Found a digital edition of the book in the Kindle cloud that included a new Foreword by Tom Bissell. Wow. Let's see, 'Infinite Jest' is a story of dystopia written in 1996 which is still relevant today! Humans haven't evolved much huh. What is happiness? Why does the entertainment industry dominate our lives? North America, a junior tennis academy, substance-abuse recovery center, suicide, entertainment and advertising, US-Canada relationship, and oh, Quebec separatism. Perhaps we could add in reality shows.

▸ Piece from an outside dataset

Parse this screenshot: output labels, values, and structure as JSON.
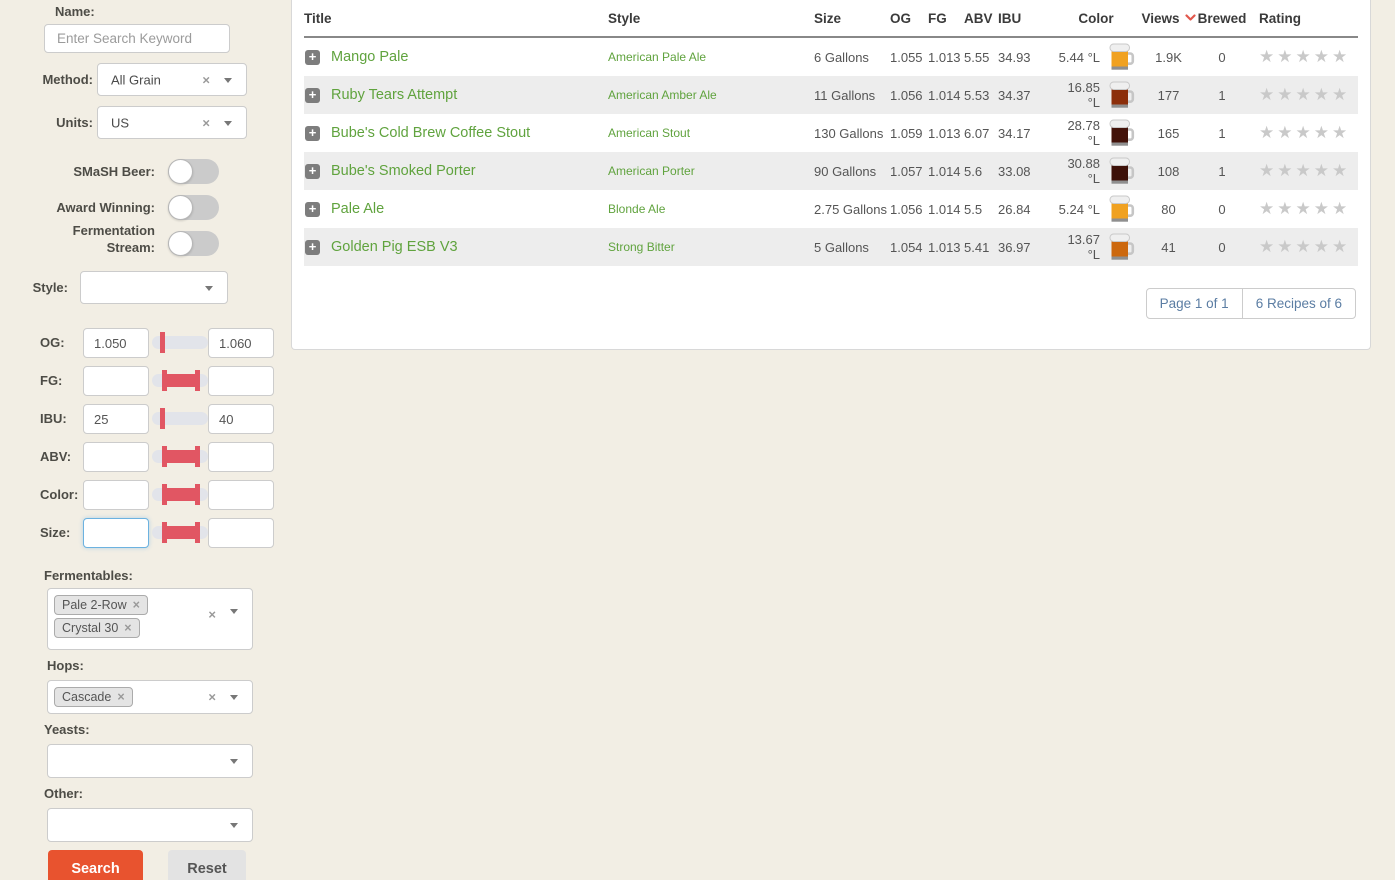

Dunno what my problem is, but I just can't get into the story. Took two sittings to finish it. Was left bemused after flipping through a thousand pages. The sentences and the phrasing; the rhetorical statements, circumstances and pauses. The thoughts run helter-skelter. They drove me nuts. Either I'm too tired this week to chew on it, or it's just one of those 'not my kind of books'.

In Tom Bissell's Foreword written in November 2015, he opined four theories about why the book "still feels so transcendently, electrically alive". The Foreword helped loads for me to figure out different perspectives about the book. In the first theory, he views it as "a novel about an “entertainment” weaponized to enslave and destroy all who look upon it..... the first great Internet novel" warning against being enslaved by popular entertainment long before social media took over our lives.

And here, really, is the enigma of David Foster Wallace’s work generally and Infinite Jest specifically: an endlessly, compulsively entertaining book that stingily withholds from readers the core pleasures of mainstream novelistic entertainment, among them a graspable central narrative line, identifiable movement through time, and any resolution of its quadrumvirate plotlines. Infinite Jest, in other words, can be exceedingly frustrating. To fully understand what Wallace was up to, the book bears being read, and reread, with Talmudic focus and devotion.